Оценить:
 Рейтинг: 0

Что должна делать машина времени?

Автор
Год написания книги
2024
Теги
<< 1 2 3 4 5 >>
На страницу:
3 из 5
Настройки чтения
Размер шрифта
Высота строк
Поля

– Это, мой друг, называется склонностью к запоздалым суждениям.

– Это называется находчивостью! – Тогмачев гордо выпрямился, задрав подбородок, и сложил перед собой руки.

– Где же тут находчивость? Что вы хотите предложить?

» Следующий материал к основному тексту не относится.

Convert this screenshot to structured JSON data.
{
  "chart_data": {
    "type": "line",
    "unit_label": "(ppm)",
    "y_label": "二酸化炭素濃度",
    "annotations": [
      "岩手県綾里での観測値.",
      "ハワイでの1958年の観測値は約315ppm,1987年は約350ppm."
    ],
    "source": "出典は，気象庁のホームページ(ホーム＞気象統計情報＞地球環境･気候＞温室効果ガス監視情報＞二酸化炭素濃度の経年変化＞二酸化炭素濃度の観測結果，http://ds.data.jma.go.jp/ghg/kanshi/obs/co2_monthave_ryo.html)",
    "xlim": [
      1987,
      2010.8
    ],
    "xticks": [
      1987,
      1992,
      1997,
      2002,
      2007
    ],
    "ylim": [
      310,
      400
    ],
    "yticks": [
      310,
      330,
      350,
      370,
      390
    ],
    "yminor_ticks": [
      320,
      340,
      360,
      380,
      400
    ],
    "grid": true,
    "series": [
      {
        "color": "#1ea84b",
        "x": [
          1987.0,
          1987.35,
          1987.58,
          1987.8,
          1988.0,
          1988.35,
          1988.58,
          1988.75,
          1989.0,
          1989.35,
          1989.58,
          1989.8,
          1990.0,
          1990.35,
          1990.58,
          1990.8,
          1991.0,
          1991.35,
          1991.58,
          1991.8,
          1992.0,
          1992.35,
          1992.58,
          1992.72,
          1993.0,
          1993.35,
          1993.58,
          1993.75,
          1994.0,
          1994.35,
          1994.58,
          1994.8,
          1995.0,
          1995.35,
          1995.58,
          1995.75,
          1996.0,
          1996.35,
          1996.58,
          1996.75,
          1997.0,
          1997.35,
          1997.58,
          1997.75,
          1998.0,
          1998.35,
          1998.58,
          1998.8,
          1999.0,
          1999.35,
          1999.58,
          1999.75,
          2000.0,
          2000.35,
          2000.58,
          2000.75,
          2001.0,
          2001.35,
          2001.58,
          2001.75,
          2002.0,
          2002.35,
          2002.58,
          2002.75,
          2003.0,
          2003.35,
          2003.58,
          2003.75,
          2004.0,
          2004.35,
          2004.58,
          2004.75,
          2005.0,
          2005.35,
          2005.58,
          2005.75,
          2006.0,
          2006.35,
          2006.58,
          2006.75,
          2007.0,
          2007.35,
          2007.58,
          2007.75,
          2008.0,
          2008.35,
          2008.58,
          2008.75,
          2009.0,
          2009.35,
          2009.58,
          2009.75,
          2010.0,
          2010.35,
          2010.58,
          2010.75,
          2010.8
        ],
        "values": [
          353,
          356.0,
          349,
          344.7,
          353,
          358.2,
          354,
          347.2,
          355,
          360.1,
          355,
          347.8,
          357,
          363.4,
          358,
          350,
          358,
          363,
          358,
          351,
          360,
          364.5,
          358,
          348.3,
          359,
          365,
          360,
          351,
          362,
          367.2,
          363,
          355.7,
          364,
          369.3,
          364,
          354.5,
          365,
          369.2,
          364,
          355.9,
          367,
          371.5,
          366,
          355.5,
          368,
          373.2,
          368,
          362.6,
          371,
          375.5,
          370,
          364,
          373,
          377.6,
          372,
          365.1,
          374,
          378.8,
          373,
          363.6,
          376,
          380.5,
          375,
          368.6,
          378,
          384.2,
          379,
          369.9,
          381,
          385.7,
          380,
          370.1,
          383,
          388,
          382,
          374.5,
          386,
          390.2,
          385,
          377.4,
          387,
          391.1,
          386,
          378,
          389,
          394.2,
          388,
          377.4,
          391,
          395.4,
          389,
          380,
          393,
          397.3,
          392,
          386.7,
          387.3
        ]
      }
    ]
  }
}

– Я хочу предложить, профессор Отрадинский, использовать ваши исследования в области пространственно-временного континуума, вернуться в прошлое и предотвратить ситуацию, сложившуюся на сегодняшний день!

Гненашев улыбнулся и посмотрел на профессора в ожидании, что тот рассмеется Тогмачеву в лицо. Отрадинский нахмурился.

– А давайте лучше возьмем большую иголку, длинную нитку и зашьем дырки в озоновом слое, как в носках? – произнес он с серьезным выражением лица.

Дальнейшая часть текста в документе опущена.